CARTER COUNTY, Tenn. (WJHL) — Mothers spoke out about their honor roll students failing the TCAP exam twice, saying it’s due to the pressure put on them with new state requirements.

State legislation went into effect this year that requires third graders to test proficiently or above on the English Language Arts (ELA) portion of the TCAP exam.

Mothers Jacklyn Jessee and Kayla Hartley have third graders that attend Valley Forge Elementary School in Carter County.

Jacklyn Jessee (left) and Kayla Hartley (right) are both confused on how their honor roll students failed the TCAP test twice (Photo: WJHL).

Carter County Schools reported to News Channel 11 that 37% of their third graders scored proficiently.

“My son got the A – B honor roll last week and then yesterday was told that he failed,” said Jessee.

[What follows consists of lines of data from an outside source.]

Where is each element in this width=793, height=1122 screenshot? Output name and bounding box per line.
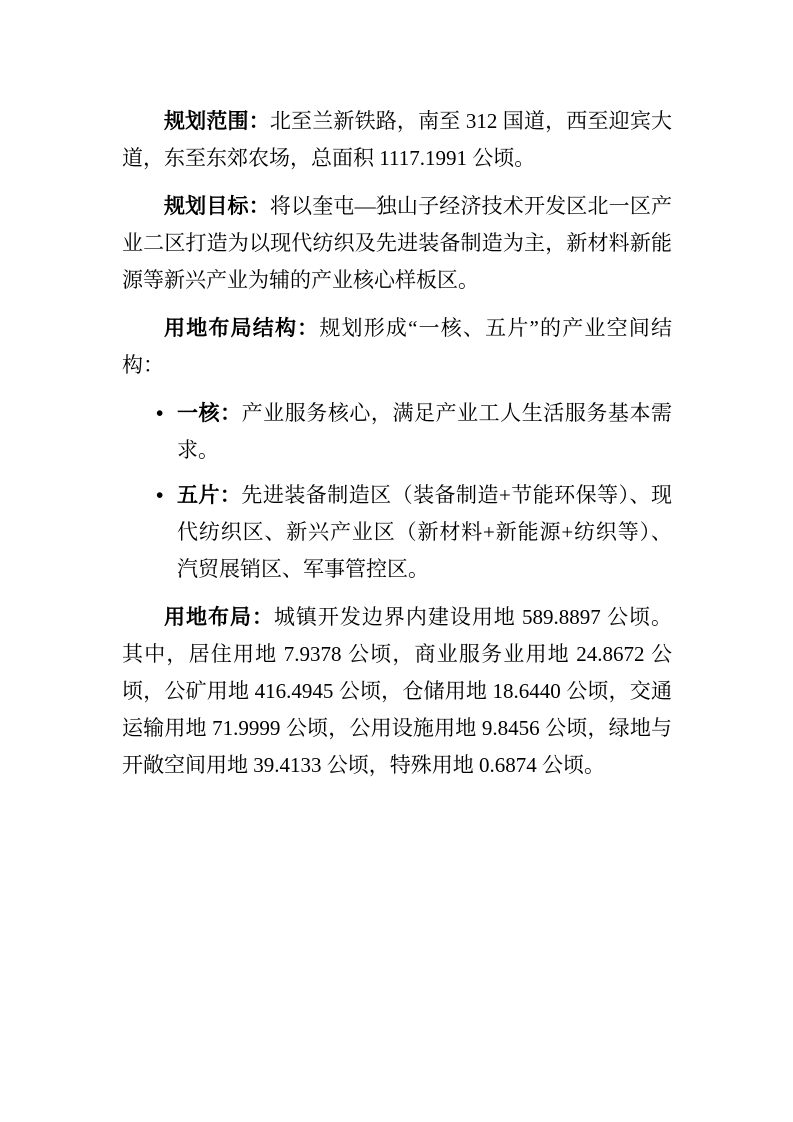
paragraph-land-layout: 用地布局：城镇开发边界内建设用地 589.8897 公顷。其中，居住用地 7.9…: [122, 599, 672, 784]
paragraph-planning-scope: 规划范围：北至兰新铁路，南至 312 国道，西至迎宾大道，东至东郊农场，总面积 …: [122, 103, 672, 177]
document-page: 规划范围：北至兰新铁路，南至 312 国道，西至迎宾大道，东至东郊农场，总面积 …: [0, 0, 793, 1122]
bullet-item-core: •一核：产业服务核心，满足产业工人生活服务基本需求。: [177, 395, 672, 469]
bullet-text: 产业服务核心，满足产业工人生活服务基本需求。: [177, 401, 672, 462]
bullet-icon: •: [156, 477, 163, 514]
bullet-list: •一核：产业服务核心，满足产业工人生活服务基本需求。 •五片：先进装备制造区（装…: [122, 395, 672, 588]
paragraph-label: 规划范围：: [164, 109, 270, 133]
paragraph-planning-goal: 规划目标：将以奎屯—独山子经济技术开发区北一区产业二区打造为以现代纺织及先进装备…: [122, 188, 672, 299]
paragraph-label: 用地布局：: [164, 605, 274, 629]
bullet-icon: •: [156, 395, 163, 432]
bullet-label: 五片：: [177, 483, 241, 507]
paragraph-land-layout-structure: 用地布局结构：规划形成“一核、五片”的产业空间结构：: [122, 310, 672, 384]
paragraph-label: 用地布局结构：: [164, 316, 319, 340]
paragraph-text: 城镇开发边界内建设用地 589.8897 公顷。其中，居住用地 7.9378 公…: [122, 605, 672, 777]
bullet-text: 先进装备制造区（装备制造+节能环保等）、现代纺织区、新兴产业区（新材料+新能源+…: [177, 483, 672, 581]
bullet-label: 一核：: [177, 401, 242, 425]
bullet-item-five-areas: •五片：先进装备制造区（装备制造+节能环保等）、现代纺织区、新兴产业区（新材料+…: [177, 477, 672, 588]
paragraph-label: 规划目标：: [164, 194, 270, 218]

Jessee’s son, Kayson Snavely, receiving honor roll certificate. (Photo: Jacklyn Jessee).

She says her son loves school and that she’s very sad that she has to tell her son what happened.

Hartley’s daughter has no problems academically but got the same score twice on the exam.

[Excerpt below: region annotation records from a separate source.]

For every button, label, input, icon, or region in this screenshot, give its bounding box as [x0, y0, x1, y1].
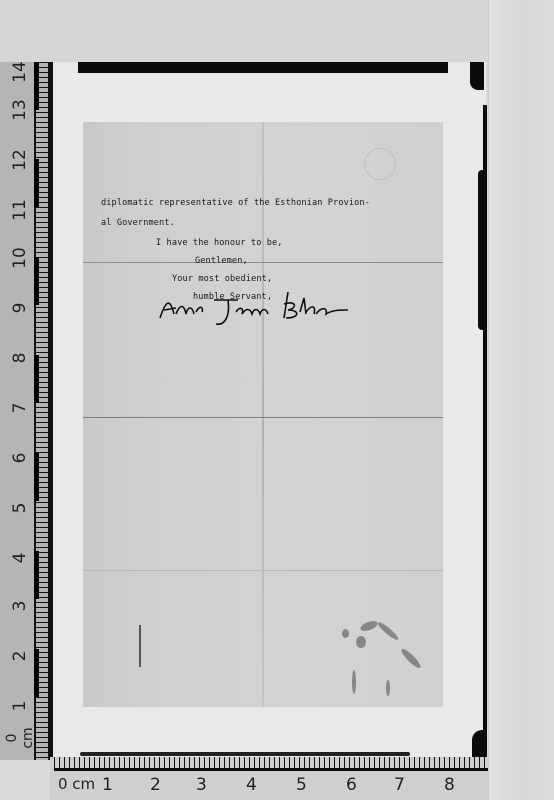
- ruler-bar: [34, 551, 39, 599]
- ruler-tick-label: 2: [10, 642, 30, 670]
- mount-bottom-right-corner: [472, 730, 486, 758]
- stain-mark: [386, 680, 390, 696]
- horizontal-ruler: 0 cm 1 2 3 4 5 6 7 8: [50, 757, 488, 800]
- embossed-seal: [364, 148, 396, 180]
- horizontal-fold-line: [83, 570, 443, 571]
- mount-bottom-edge: [80, 752, 410, 756]
- ruler-tick-label: 6: [10, 444, 30, 472]
- ruler-bar: [34, 62, 39, 110]
- ruler-tick-label: 6: [346, 775, 357, 795]
- ruler-tick-label: 11: [10, 196, 30, 224]
- stain-mark: [352, 670, 356, 694]
- margin-mark: [139, 625, 141, 667]
- ruler-bar: [34, 453, 39, 501]
- ruler-unit-label: 0 cm: [4, 724, 36, 752]
- ruler-tick-label: 8: [10, 344, 30, 372]
- ruler-tick-label: 1: [102, 775, 113, 795]
- ruler-tick-label: 5: [296, 775, 307, 795]
- mount-right-edge-shadow: [478, 170, 486, 330]
- ruler-bar: [34, 355, 39, 403]
- stain-mark: [342, 629, 349, 638]
- letter-line: diplomatic representative of the Esthoni…: [101, 198, 370, 208]
- ruler-tick-label: 4: [246, 775, 257, 795]
- vertical-ruler: 14 13 12 11 10 9 8 7 6 5 4 3 2 1 0 cm: [0, 62, 50, 760]
- ruler-tick-label: 14: [10, 58, 30, 86]
- ruler-tick-label: 12: [10, 146, 30, 174]
- ruler-bar: [34, 257, 39, 305]
- ruler-bar: [34, 159, 39, 207]
- ruler-tick-label: 7: [394, 775, 405, 795]
- salutation-line: Gentlemen,: [195, 256, 248, 266]
- horizontal-fold-line: [83, 262, 443, 263]
- ruler-unit-label: 0 cm: [58, 775, 95, 793]
- closing-line: Your most obedient,: [172, 274, 272, 284]
- ruler-scale: [54, 757, 488, 771]
- mount-top-right-corner: [470, 62, 484, 90]
- ruler-bar: [34, 649, 39, 697]
- scanner-right-strip: [488, 0, 554, 800]
- ruler-tick-label: 1: [10, 692, 30, 720]
- mount-top-edge: [78, 62, 448, 73]
- ruler-tick-label: 13: [10, 96, 30, 124]
- ruler-tick-label: 2: [150, 775, 161, 795]
- ruler-tick-label: 4: [10, 544, 30, 572]
- ruler-tick-label: 5: [10, 494, 30, 522]
- ruler-tick-label: 10: [10, 244, 30, 272]
- scanner-top-strip: [0, 0, 554, 62]
- vertical-fold-line: [262, 122, 264, 707]
- ruler-tick-label: 8: [444, 775, 455, 795]
- ruler-tick-label: 3: [10, 592, 30, 620]
- horizontal-fold-line: [83, 417, 443, 418]
- ruler-tick-label: 9: [10, 294, 30, 322]
- stain-mark: [356, 636, 366, 648]
- ruler-tick-label: 3: [196, 775, 207, 795]
- mount-left-edge: [50, 62, 53, 758]
- handwritten-signature: [156, 290, 356, 330]
- closing-line: I have the honour to be,: [156, 238, 283, 248]
- ruler-tick-label: 7: [10, 394, 30, 422]
- letter-line: al Government.: [101, 218, 175, 228]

“So, that would show me there is a lack somewhere,” said Hartley. “The information’s accurate if we’ve taken it twice and we’re getting the same result. The information is accurate, but why is it that way? Why are we behind where we should be?”

Jessee says the pressure these students faced this year is why they struggled.

“I think that that’s one major reason why everybody failed is because they were so nervous,” said Jessee. “It’s a lot of pressure to put on a 9-year-old.”

Hartley’s daughter, Kaydance Williams. (Photo: Kayla Hartley).

Hartley has a lot of concerns, believing there are still parts of this law that are unclear and unfair to students.

“These are kids who started kindergarten in COVID, so I think this issue should have been addressed earlier rather than later and not done in a way that we were going to scare kids by retaining them either,” said Hartley.

Jessee is trying to organize a protest at the next State Board of Education meeting in Nashville to be a voice for her son and other children affected by this law.

“My kid doesn’t have a voice,” said Jessee. “He’s 9, so he doesn’t know how to stand up for himself to a bunch of adults. I’ve had over 30 parents message me to tell me, ‘Hey I want to help. Let’s do something’.”

Both mothers say their children will have tutoring next year.

What’s next: Carter County Schools Summer Schooling and Tutoring

The director of K – 5 Curriculum for Carter County Schools, Betsy Oliver, told News Channel 11 that the school district hopes that the students in summer school show growth.

She says they have already seen students improve after retaking the TCAP exam.

Summer school tutors are coming from a pool of existing teachers within the system. Oliver says the school district partners with the Niswonger Foundation, which has provided extra funding, allowing them to have “high dosage, low ratio tutoring”. She says this will help boost student learning.

A total of 54 teachers will teach at Happy Valley Elementary School for summer school this year. Oliver says they chose this elementary school because it’s their largest elementary school.

Students will be bussed throughout the county daily to and from this location.

Carter County Schools’ summer school program begins June 5.